Last Saturday’s Berkshire Hathaway’s Annual Meeting was preceded by a five hour Q & A with the two founders: Warrant Buffett and Charlie Munger. Both are over 90 and answered multiple questions about the numerous business decisions at BRK as well as thoughts about life.
Many of their observations were relevant to any organization because of the scope and scale of the companies BRK owns.
However the most important lesson is their example of transparent leadership and accountability. Buffett’s board is self-selected. He is Chairman and CEO, roles that will be divided when he leaves. The company has the fourth or fifth market capitalization of any publicly traded firm. Its net worth of over $500 billion is one of the largest in corporate America.
At age 92 with an unmatched performance record over six decades, Buffet did not have to put himself into the public and shareholders’ conversation as he did. There was no script. In addition to the tens of thousands in the live attendance there were hundreds of thousands following the life MSNBC telecast around the world.
His leadership example is one every credit union could follow. In doing so, the CEO and Boards would honor their member-owners’ loyalty, communicate competence, and fulfill the cooperative democratic governance model.
Following are few of his many insights. However the most important message is this simple example of a CEO’s public dialogue with his owners.
Buffett’s Business Observations
- Why problems with commercial real estate seem inevitable. The value of any property is only what the buyer can borrow without signing their name to back the loan. Market value depends on how much a buyer can borrow, that is the availability of credit. Downtown office buildings are being hollowed out and banks don’t want the properties. Many properties have seen their value decline, and refinancing or sale in the new interest rate environment will be more difficult.
- Money is too easy to raise—startups are selling ideas, not performance; People are just trying to outsmart each other not out-manage.
- Opportunity comes to BRK when people do dumb things partly the result of easy money.
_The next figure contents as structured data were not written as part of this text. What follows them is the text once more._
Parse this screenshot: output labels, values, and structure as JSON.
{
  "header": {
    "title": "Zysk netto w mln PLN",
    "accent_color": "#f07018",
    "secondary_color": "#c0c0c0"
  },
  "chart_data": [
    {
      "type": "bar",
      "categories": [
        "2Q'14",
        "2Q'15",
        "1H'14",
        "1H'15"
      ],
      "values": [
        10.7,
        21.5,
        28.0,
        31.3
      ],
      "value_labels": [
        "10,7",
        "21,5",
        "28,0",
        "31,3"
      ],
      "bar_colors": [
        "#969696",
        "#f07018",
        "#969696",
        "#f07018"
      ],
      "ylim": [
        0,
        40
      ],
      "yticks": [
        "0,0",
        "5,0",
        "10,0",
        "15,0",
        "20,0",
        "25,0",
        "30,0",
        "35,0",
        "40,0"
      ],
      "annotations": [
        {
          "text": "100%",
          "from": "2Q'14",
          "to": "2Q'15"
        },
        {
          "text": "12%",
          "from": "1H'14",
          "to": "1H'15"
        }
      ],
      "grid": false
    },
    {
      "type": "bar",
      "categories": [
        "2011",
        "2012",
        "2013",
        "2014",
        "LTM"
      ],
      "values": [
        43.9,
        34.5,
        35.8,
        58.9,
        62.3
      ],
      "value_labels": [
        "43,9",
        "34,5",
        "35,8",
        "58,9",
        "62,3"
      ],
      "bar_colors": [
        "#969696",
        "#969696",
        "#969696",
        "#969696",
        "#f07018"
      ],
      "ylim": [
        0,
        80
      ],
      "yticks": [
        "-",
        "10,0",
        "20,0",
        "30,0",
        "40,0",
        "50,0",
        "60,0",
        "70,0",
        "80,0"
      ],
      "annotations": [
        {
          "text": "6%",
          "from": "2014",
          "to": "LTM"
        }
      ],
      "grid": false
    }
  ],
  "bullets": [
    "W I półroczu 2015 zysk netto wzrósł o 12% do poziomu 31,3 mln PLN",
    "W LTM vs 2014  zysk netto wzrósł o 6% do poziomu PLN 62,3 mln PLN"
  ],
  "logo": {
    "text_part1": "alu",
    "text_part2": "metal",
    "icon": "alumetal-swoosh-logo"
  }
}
- Wall street and company managers are overwhelmingly focused on the short-term, not how well you will be in five or ten years.
- How well will a brand travel? Buffett gave numerous examples of learning about consumer behavior from his multiple retail businesses. For example when trying to expand the See’s candy franchise, he learned that consumer’s preference for chocolate is different on the two coasts than in the Midwest. The See’s brand has “limited magic” and does not fit well in other markets.
- Why does BRK own so much of Apple? Consumer loyalty—users will give up their second car before they would their iPhone.
- Because BRK pays no dividends and reinvests all earnings back into its businesses, it makes investments in its power companies that give it an advantage over its dividend paying utility competitors. This is especially important when new power sources and transmission capabilities are required to make renewables an increasing component of energy supply.
- BRK’s secret to success: Keep a small headquarters staff (about two dozen people) and practice extreme decentralization for managers to run their business.
Life Wisdom
- Live your life by writing your obituary and then reverse engineering it.
- On AI: it will change everything except how people think and behave. AI does not replace the gene.
- How American industry and society performed in WW II: Americans understood the challenge creating a unity of purpose and the mechanisms and urgency to organize capital and industry to win the war. That unity is lacking today.
- Must refine our democracy -how to keep good parts and call out the worrying. The country has moved from partisanship to tribalism.
- Charlie Munger on why he left law practice: “Working in a large law firm and moving up is like winning a pie eating contest where the prize is getting more pie.”
- Why do formerly independent companies and managers agree to be bought out by BRK to become part of a large conglomerate. “We let them operate independently without worrying about analyst’ opinions, stock prices, bank lines, or trade associations’ priorities. They can just run their business. There is nothing like working for yourself.”
- Shouldn’t the second half of life be better than the first?
- Society has trouble preparing for events that seem remote (another pandemic, climate change).